According to a New York Times report, Kendrick Lamar, Drake, and Childish Gambino all turned down the Recording Acadamy's requests to perform at this year's Grammy Awards. Ken Ehrlich, one of the show's producers, explained this partially stems from the academy's failure to connect with the hip-hop world.
"The fact of the matter is, we continue to have a problem in the hip-hop world," he said. "When they don’t take home the big prize, the regard of the academy, and what the Grammys represent, continues to be less meaningful to the hip-hop community, which is sad."
According to Variety, Ariana Grande also declined to fill one of the performance slots, citing the producer's uncompromising stance on allowing her to perform her latest single "7 Rings." A source told CNN, "The producers were dictating what songs she could sing." In addition to backing out of her scheduled performance, Grande will reportedly be boycotting the show alltogether.
Award shows have become increasingly controversial in recent years.

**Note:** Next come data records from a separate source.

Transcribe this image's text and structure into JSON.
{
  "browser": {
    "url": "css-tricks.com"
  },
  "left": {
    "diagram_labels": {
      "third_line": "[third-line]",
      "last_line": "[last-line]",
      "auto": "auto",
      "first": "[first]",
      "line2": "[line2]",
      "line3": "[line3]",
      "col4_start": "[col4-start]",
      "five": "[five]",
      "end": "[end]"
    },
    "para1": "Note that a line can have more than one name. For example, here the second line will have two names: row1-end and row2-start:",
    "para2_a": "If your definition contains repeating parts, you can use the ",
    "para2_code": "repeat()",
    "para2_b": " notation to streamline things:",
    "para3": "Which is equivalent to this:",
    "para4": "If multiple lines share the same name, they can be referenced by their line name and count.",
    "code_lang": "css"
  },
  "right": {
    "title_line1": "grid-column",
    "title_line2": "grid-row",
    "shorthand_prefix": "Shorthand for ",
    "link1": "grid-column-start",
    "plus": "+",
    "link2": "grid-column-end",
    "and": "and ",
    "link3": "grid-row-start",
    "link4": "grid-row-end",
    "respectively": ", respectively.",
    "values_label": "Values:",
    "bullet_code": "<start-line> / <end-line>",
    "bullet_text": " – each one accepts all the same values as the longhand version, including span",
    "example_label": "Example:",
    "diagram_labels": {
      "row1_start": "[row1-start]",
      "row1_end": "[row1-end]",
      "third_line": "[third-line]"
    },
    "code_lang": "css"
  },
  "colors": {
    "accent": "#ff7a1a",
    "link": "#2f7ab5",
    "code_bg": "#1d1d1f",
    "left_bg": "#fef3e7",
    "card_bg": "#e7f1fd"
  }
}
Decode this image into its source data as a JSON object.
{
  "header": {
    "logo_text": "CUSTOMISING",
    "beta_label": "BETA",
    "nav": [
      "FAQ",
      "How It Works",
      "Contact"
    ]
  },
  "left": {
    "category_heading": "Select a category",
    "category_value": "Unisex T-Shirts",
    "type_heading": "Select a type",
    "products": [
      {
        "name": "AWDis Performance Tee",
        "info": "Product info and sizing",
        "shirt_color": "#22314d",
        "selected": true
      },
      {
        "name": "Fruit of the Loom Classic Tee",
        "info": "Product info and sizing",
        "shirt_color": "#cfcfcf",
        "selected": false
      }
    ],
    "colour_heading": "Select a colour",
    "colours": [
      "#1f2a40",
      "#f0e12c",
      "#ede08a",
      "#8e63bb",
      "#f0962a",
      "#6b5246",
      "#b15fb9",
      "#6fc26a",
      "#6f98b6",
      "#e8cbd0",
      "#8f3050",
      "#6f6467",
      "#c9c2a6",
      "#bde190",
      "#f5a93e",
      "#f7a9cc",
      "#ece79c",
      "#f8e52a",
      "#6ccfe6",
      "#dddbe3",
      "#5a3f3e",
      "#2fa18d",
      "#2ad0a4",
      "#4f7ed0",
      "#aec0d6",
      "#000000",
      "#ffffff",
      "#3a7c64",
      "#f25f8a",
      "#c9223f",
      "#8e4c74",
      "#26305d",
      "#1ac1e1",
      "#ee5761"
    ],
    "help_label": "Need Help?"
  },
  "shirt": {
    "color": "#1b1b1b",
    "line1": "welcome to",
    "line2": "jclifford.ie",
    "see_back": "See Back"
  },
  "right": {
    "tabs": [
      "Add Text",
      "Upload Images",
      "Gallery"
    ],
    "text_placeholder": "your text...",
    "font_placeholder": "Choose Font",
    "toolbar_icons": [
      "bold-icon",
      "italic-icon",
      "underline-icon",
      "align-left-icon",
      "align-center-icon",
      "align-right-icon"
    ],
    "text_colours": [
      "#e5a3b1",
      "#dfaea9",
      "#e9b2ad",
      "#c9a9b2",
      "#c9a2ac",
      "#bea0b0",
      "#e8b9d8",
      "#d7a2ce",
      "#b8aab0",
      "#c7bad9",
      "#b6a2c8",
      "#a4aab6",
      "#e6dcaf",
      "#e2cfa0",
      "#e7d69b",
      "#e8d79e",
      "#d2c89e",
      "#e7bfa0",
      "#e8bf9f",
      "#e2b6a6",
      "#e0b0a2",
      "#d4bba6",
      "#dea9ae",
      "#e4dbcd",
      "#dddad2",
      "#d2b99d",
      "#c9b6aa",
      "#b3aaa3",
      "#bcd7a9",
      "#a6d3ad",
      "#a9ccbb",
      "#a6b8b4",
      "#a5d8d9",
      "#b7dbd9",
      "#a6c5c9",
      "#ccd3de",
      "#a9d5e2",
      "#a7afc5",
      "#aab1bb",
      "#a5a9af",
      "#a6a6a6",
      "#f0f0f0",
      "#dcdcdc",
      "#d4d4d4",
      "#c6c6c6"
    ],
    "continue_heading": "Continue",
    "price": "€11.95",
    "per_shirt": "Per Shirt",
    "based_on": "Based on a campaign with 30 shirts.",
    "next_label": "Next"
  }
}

PoCs and women have stood up and refused to support institutions that fail to adopt equal representation. Last year, notable names within the music industry criticized the show when only one woman won a solo award and JAY-Z, who was up for eight awards, went home without a single win. Additionally, Kendrick Lamar, who went on to win a Pulitzer prize for his album DAMN., lost in the Album of the Year category.
In response to the clear missteps, the academy founded a task force led by Michelle Obama's former chief of staff Tina Tchen. The aim of the body is to “identify the various barriers and unconscious biases faced by underrepresented communities.”
Despite the changes the academy has reportedly made, it appears as though the 61st Grammy Awards will similarly face tensive undertones.